Above: Raul Castro (Photo: AIN Cuba)

By the Caribbean Journal staff

Cuba President Raul Castro, who was chosen to serve a new term Sunday, will be leaving politics in 2018 when this term expires, he announced.

The announcement came after Cuban delegates chose a new President of the National Assembly for the first time in nearly 20 years, with Esteban Lazo succeeding Ricardo Alarcon.

“This decision is of particular historic significance because it represents a defining step in shaping the future direction of the country through a gradual and orderly transfer to the new generation of principal offices,” he said. “[It is a process] that we must realize in five years.”

Stepping down in five years, he said, “will be the last command.”

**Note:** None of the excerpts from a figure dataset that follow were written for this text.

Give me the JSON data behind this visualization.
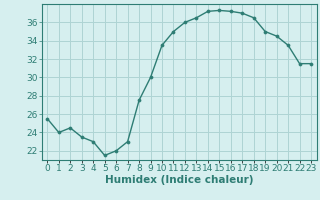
{
  "x": [
    0,
    1,
    2,
    3,
    4,
    5,
    6,
    7,
    8,
    9,
    10,
    11,
    12,
    13,
    14,
    15,
    16,
    17,
    18,
    19,
    20,
    21,
    22,
    23
  ],
  "y": [
    25.5,
    24.0,
    24.5,
    23.5,
    23.0,
    21.5,
    22.0,
    23.0,
    27.5,
    30.0,
    33.5,
    35.0,
    36.0,
    36.5,
    37.2,
    37.3,
    37.2,
    37.0,
    36.5,
    35.0,
    34.5,
    33.5,
    31.5,
    31.5
  ],
  "line_color": "#2e7d74",
  "marker": "o",
  "marker_size": 2.2,
  "line_width": 1.0,
  "bg_color": "#d6efef",
  "grid_color": "#aed4d4",
  "xlabel": "Humidex (Indice chaleur)",
  "xlabel_fontsize": 7.5,
  "ylabel_ticks": [
    22,
    24,
    26,
    28,
    30,
    32,
    34,
    36
  ],
  "ylim": [
    21.0,
    38.0
  ],
  "xlim": [
    -0.5,
    23.5
  ],
  "xtick_labels": [
    "0",
    "1",
    "2",
    "3",
    "4",
    "5",
    "6",
    "7",
    "8",
    "9",
    "10",
    "11",
    "12",
    "13",
    "14",
    "15",
    "16",
    "17",
    "18",
    "19",
    "20",
    "21",
    "22",
    "23"
  ],
  "tick_fontsize": 6.5,
  "tick_color": "#2e7d74",
  "spine_color": "#2e7d74"
}
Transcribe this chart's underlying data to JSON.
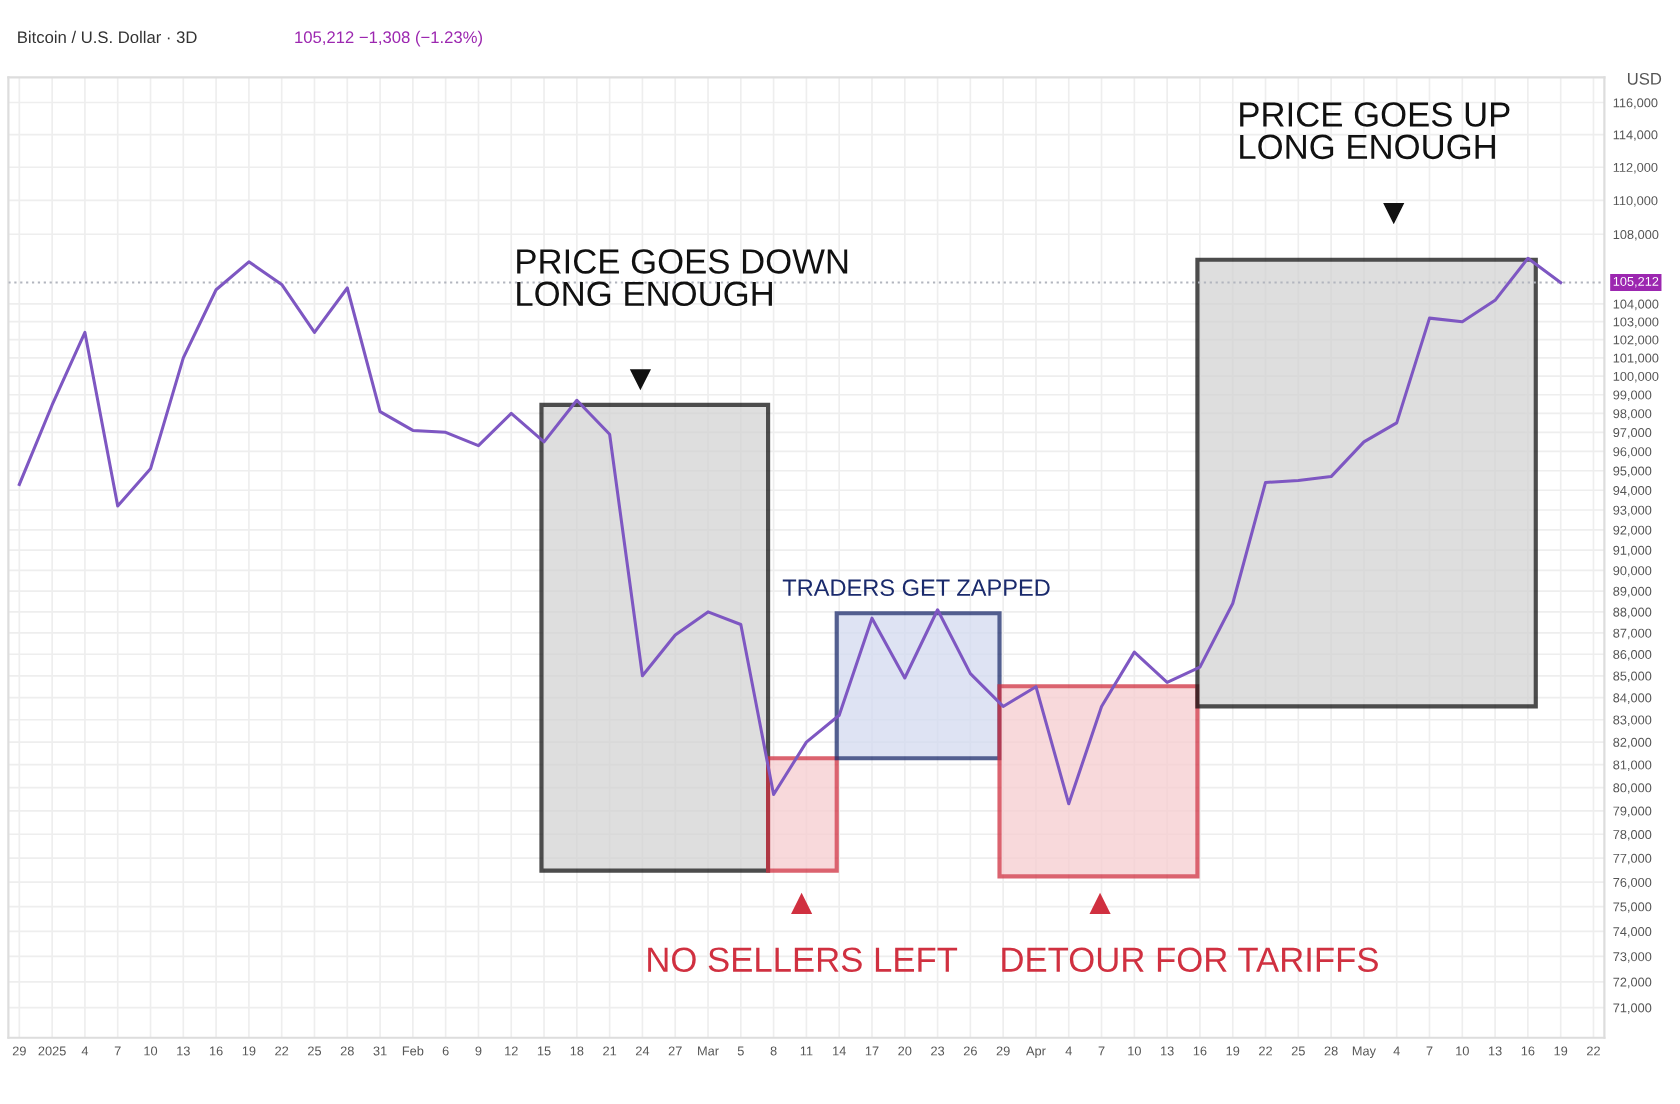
{
  "chart_data": {
    "type": "line",
    "title": "Bitcoin / U.S. Dollar · 3D",
    "subtitle": "105,212 −1,308 (−1.23%)",
    "ylabel": "USD",
    "x": [
      "2024-12-29",
      "2025-01-01",
      "2025-01-04",
      "2025-01-07",
      "2025-01-10",
      "2025-01-13",
      "2025-01-16",
      "2025-01-19",
      "2025-01-22",
      "2025-01-25",
      "2025-01-28",
      "2025-01-31",
      "2025-02-03",
      "2025-02-06",
      "2025-02-09",
      "2025-02-12",
      "2025-02-15",
      "2025-02-18",
      "2025-02-21",
      "2025-02-24",
      "2025-02-27",
      "2025-03-02",
      "2025-03-05",
      "2025-03-08",
      "2025-03-11",
      "2025-03-14",
      "2025-03-17",
      "2025-03-20",
      "2025-03-23",
      "2025-03-26",
      "2025-03-29",
      "2025-04-01",
      "2025-04-04",
      "2025-04-07",
      "2025-04-10",
      "2025-04-13",
      "2025-04-16",
      "2025-04-19",
      "2025-04-22",
      "2025-04-25",
      "2025-04-28",
      "2025-05-01",
      "2025-05-04",
      "2025-05-07",
      "2025-05-10",
      "2025-05-13",
      "2025-05-16",
      "2025-05-19"
    ],
    "series": [
      {
        "color": "#7e57c2",
        "values": [
          94300,
          98450,
          102400,
          93200,
          95100,
          101000,
          104800,
          106400,
          105100,
          102400,
          104900,
          98100,
          97100,
          97000,
          96300,
          98000,
          96500,
          98700,
          96900,
          85000,
          86900,
          88000,
          87400,
          79700,
          82000,
          83200,
          87700,
          84900,
          88100,
          85100,
          83600,
          84500,
          79300,
          83600,
          86100,
          84700,
          85400,
          88400,
          94400,
          94500,
          94700,
          96500,
          97500,
          103200,
          103000,
          104200,
          106600,
          105212
        ]
      }
    ],
    "log": true,
    "grid": true,
    "legend": false,
    "marker": "none",
    "line_style": "solid",
    "xlim": [
      "2024-12-28",
      "2025-05-23"
    ],
    "xticks": [
      {
        "value": "2024-12-29",
        "label": "29"
      },
      {
        "value": "2025-01-01",
        "label": "2025"
      },
      {
        "value": "2025-01-04",
        "label": "4"
      },
      {
        "value": "2025-01-07",
        "label": "7"
      },
      {
        "value": "2025-01-10",
        "label": "10"
      },
      {
        "value": "2025-01-13",
        "label": "13"
      },
      {
        "value": "2025-01-16",
        "label": "16"
      },
      {
        "value": "2025-01-19",
        "label": "19"
      },
      {
        "value": "2025-01-22",
        "label": "22"
      },
      {
        "value": "2025-01-25",
        "label": "25"
      },
      {
        "value": "2025-01-28",
        "label": "28"
      },
      {
        "value": "2025-01-31",
        "label": "31"
      },
      {
        "value": "2025-02-03",
        "label": "Feb"
      },
      {
        "value": "2025-02-06",
        "label": "6"
      },
      {
        "value": "2025-02-09",
        "label": "9"
      },
      {
        "value": "2025-02-12",
        "label": "12"
      },
      {
        "value": "2025-02-15",
        "label": "15"
      },
      {
        "value": "2025-02-18",
        "label": "18"
      },
      {
        "value": "2025-02-21",
        "label": "21"
      },
      {
        "value": "2025-02-24",
        "label": "24"
      },
      {
        "value": "2025-02-27",
        "label": "27"
      },
      {
        "value": "2025-03-02",
        "label": "Mar"
      },
      {
        "value": "2025-03-05",
        "label": "5"
      },
      {
        "value": "2025-03-08",
        "label": "8"
      },
      {
        "value": "2025-03-11",
        "label": "11"
      },
      {
        "value": "2025-03-14",
        "label": "14"
      },
      {
        "value": "2025-03-17",
        "label": "17"
      },
      {
        "value": "2025-03-20",
        "label": "20"
      },
      {
        "value": "2025-03-23",
        "label": "23"
      },
      {
        "value": "2025-03-26",
        "label": "26"
      },
      {
        "value": "2025-03-29",
        "label": "29"
      },
      {
        "value": "2025-04-01",
        "label": "Apr"
      },
      {
        "value": "2025-04-04",
        "label": "4"
      },
      {
        "value": "2025-04-07",
        "label": "7"
      },
      {
        "value": "2025-04-10",
        "label": "10"
      },
      {
        "value": "2025-04-13",
        "label": "13"
      },
      {
        "value": "2025-04-16",
        "label": "16"
      },
      {
        "value": "2025-04-19",
        "label": "19"
      },
      {
        "value": "2025-04-22",
        "label": "22"
      },
      {
        "value": "2025-04-25",
        "label": "25"
      },
      {
        "value": "2025-04-28",
        "label": "28"
      },
      {
        "value": "2025-05-01",
        "label": "May"
      },
      {
        "value": "2025-05-04",
        "label": "4"
      },
      {
        "value": "2025-05-07",
        "label": "7"
      },
      {
        "value": "2025-05-10",
        "label": "10"
      },
      {
        "value": "2025-05-13",
        "label": "13"
      },
      {
        "value": "2025-05-16",
        "label": "16"
      },
      {
        "value": "2025-05-19",
        "label": "19"
      },
      {
        "value": "2025-05-22",
        "label": "22"
      }
    ],
    "ylim": [
      69850,
      117600
    ],
    "yticks": [
      {
        "value": 71000,
        "label": "71,000"
      },
      {
        "value": 72000,
        "label": "72,000"
      },
      {
        "value": 73000,
        "label": "73,000"
      },
      {
        "value": 74000,
        "label": "74,000"
      },
      {
        "value": 75000,
        "label": "75,000"
      },
      {
        "value": 76000,
        "label": "76,000"
      },
      {
        "value": 77000,
        "label": "77,000"
      },
      {
        "value": 78000,
        "label": "78,000"
      },
      {
        "value": 79000,
        "label": "79,000"
      },
      {
        "value": 80000,
        "label": "80,000"
      },
      {
        "value": 81000,
        "label": "81,000"
      },
      {
        "value": 82000,
        "label": "82,000"
      },
      {
        "value": 83000,
        "label": "83,000"
      },
      {
        "value": 84000,
        "label": "84,000"
      },
      {
        "value": 85000,
        "label": "85,000"
      },
      {
        "value": 86000,
        "label": "86,000"
      },
      {
        "value": 87000,
        "label": "87,000"
      },
      {
        "value": 88000,
        "label": "88,000"
      },
      {
        "value": 89000,
        "label": "89,000"
      },
      {
        "value": 90000,
        "label": "90,000"
      },
      {
        "value": 91000,
        "label": "91,000"
      },
      {
        "value": 92000,
        "label": "92,000"
      },
      {
        "value": 93000,
        "label": "93,000"
      },
      {
        "value": 94000,
        "label": "94,000"
      },
      {
        "value": 95000,
        "label": "95,000"
      },
      {
        "value": 96000,
        "label": "96,000"
      },
      {
        "value": 97000,
        "label": "97,000"
      },
      {
        "value": 98000,
        "label": "98,000"
      },
      {
        "value": 99000,
        "label": "99,000"
      },
      {
        "value": 100000,
        "label": "100,000"
      },
      {
        "value": 101000,
        "label": "101,000"
      },
      {
        "value": 102000,
        "label": "102,000"
      },
      {
        "value": 103000,
        "label": "103,000"
      },
      {
        "value": 104000,
        "label": "104,000"
      },
      {
        "value": 108000,
        "label": "108,000"
      },
      {
        "value": 110000,
        "label": "110,000"
      },
      {
        "value": 112000,
        "label": "112,000"
      },
      {
        "value": 114000,
        "label": "114,000"
      },
      {
        "value": 116000,
        "label": "116,000"
      }
    ],
    "ref_lines": [
      {
        "axis": "y",
        "value": 105212,
        "label": "105,212",
        "color": "#b2b5be",
        "line_style": "dotted"
      }
    ],
    "annotations": [
      "PRICE GOES DOWN\nLONG ENOUGH",
      "TRADERS GET ZAPPED",
      "NO SELLERS LEFT",
      "DETOUR FOR TARIFFS",
      "PRICE GOES UP\nLONG ENOUGH"
    ]
  }
}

If Castro holds true to his words, it would mark the first time since 1959 that a member of the Castro family had not ruled the Caribbean nation.

The man who could one day succeed Castro is Miguel Diaz-Canel, who was elected as First Vice President of Cuba’s State Council on Sunday.

Castro pointed to Diaz-Canel’s 30 years of public service, from military service in anti-aircraft missile units to teaching at the faculty of electrical engineering at the Central University of Las Villas.

Diaz-Canel has served as Minister of Higher Education and, since 2012, as vice president of the Council of Ministers in charge of agencies involved in education, science, sports and culture.

While Castro has slowly begun to engineer reforms to Cuba’s communist model, in a speech Sunday he said that the direction for updating the Cuban economic model aimed to “achieve a sustainable and prosperous socialist society, a society less egalitarian, but more fair.”

“These principles underlie the formation of a development programme until 2030 in preparation,” he said.

“To those who, inside our outside the country, with good or bad intentions, encourage us to go faster, we tell you that we will continue to slowly but surely,” he said.

But among the changes most significant would be a maximum of two consecutive five-year term for the main offices of state and government, he said.